The lead battery recycler Quemetco is refusing to implement a state regulatory agency's order to test for possible lead and other toxic contamination in a half-mile radius around the firm's City of Industry facility, challenging the scope and terms of the plan.
Besides calling on Quemetco to test within the half-mile radius, the Department of Toxic Substances Control says that area could expand depending on the results of the initial tests. The company has sent a letter to the state saying it should only have to test in a quarter-mile radius.
Quemetco is objecting to Toxic Substances Control's modifications to a testing plan the company had submitted in August; the firm says the state's new version of the plan needs further changes.

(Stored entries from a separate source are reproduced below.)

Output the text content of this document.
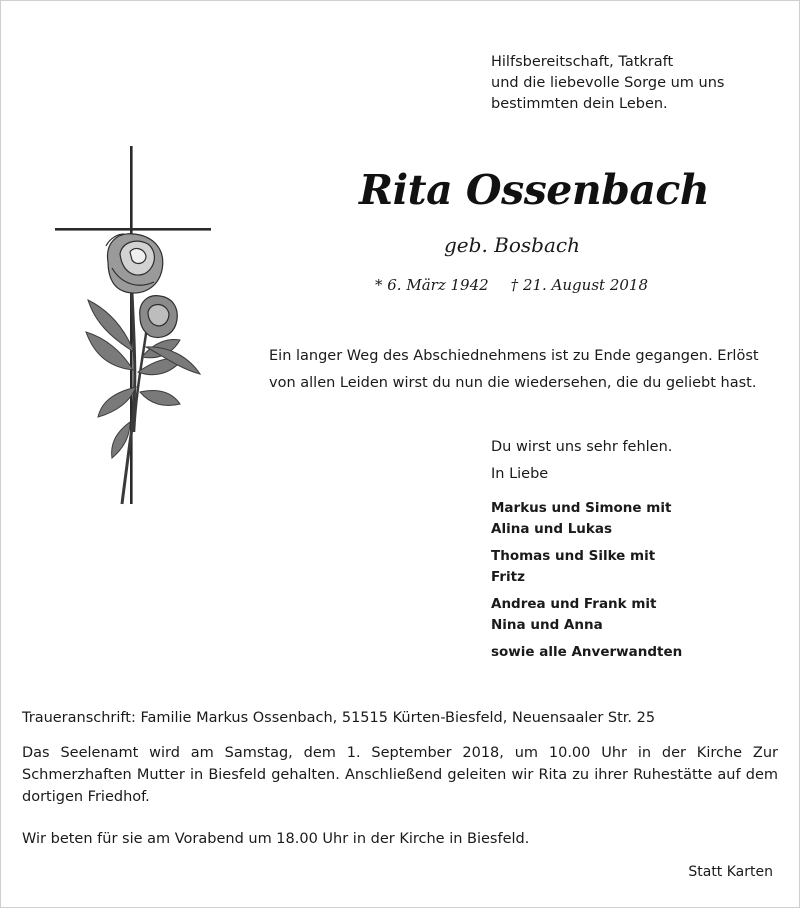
Hilfsbereitschaft, Tatkraft
und die liebevolle Sorge um uns
bestimmten dein Leben.
Rita Ossenbach
geb. Bosbach
* 6. März 1942 † 21. August 2018
Ein langer Weg des Abschiednehmens ist zu Ende gegangen. Erlöst
von allen Leiden wirst du nun die wiedersehen, die du geliebt hast.
Du wirst uns sehr fehlen.
In Liebe
Markus und Simone mit
Alina und Lukas
Thomas und Silke mit
Fritz
Andrea und Frank mit
Nina und Anna
sowie alle Anverwandten
Traueranschrift: Familie Markus Ossenbach, 51515 Kürten-Biesfeld, Neuensaaler Str. 25
Das Seelenamt wird am Samstag, dem 1. September 2018, um 10.00 Uhr in der Kirche Zur Schmerzhaften Mutter in Biesfeld gehalten. Anschließend geleiten wir Rita zu ihrer Ruhestätte auf dem dortigen Friedhof.
Wir beten für sie am Vorabend um 18.00 Uhr in der Kirche in Biesfeld.
Statt Karten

In the letter, dated Nov. 12 and sent to the state on Nov. 30, Quemetco argued that the state's plan is based on a flawed assumption: That any lead or other contamination in the expanded area comes from the battery recycler. The company maintains that freeway pollution and other factories also contaminate the area.
The firm said it would take eight months to test the more than 1,000 residential properties in the state's expanded area, and another four to six months to test the 99 commercial buildings in the zone. The state's plan also calls for taking more samples and submitting more of them for testing, requirements Quemetco rejected as excessive.
A spokesman for Toxic Substances Control said the firm's refusal to implement the plan is under review, and the agency will respond within a couple of weeks. Quemetco declined further comment on its letter.
The dispute comes as the state continues its cleanup of lead contamination in the area around what had been Southern California's only other lead battery recycler, the old Exide plant in Vernon. There, the state has ordered the company to begin testing and cleanup in an expanded area that could include up to 10,000 homes. Crews have cleaned up the yards of nearly 200 homes closest to the former plant, which shut down in 2013.
In the City of Industry, Quemetco is still in operation and is battling the state on lead testing at the same time it's trying to renew its permit to handle hazardous waste and asking the South Coast Air Quality Management District to increase the amount of batteries it can recycle.
The company and the state have been going back and forth over testing and clean up for some time.
Quemetco takes issue with other requirements in the state's plan. In addition to its criticism of the expanded sampling and testing requirements at homes and businesses, the firm said regulators are asking for too many samples to be taken from creeks and storm catch basins.
The recycler's letter said Toxic Substances Control is also imposing a too-low threshold for confirmatory lab tests of lead concentration in soil samples that have already been analyzed by an X-ray spectrometer.
One other issue the state and company disagree on regards the "fingerprinting" of the toxins. This is a complex process of identifying certain chemical elements associated with lead smelting, such as antimony. It's being used in the testing around the Exide plant. Quemetco's letter said some studies have found that the technology involved is not foolproof, arguing that the firm shouldn't be held responsible for remediation based on those tests.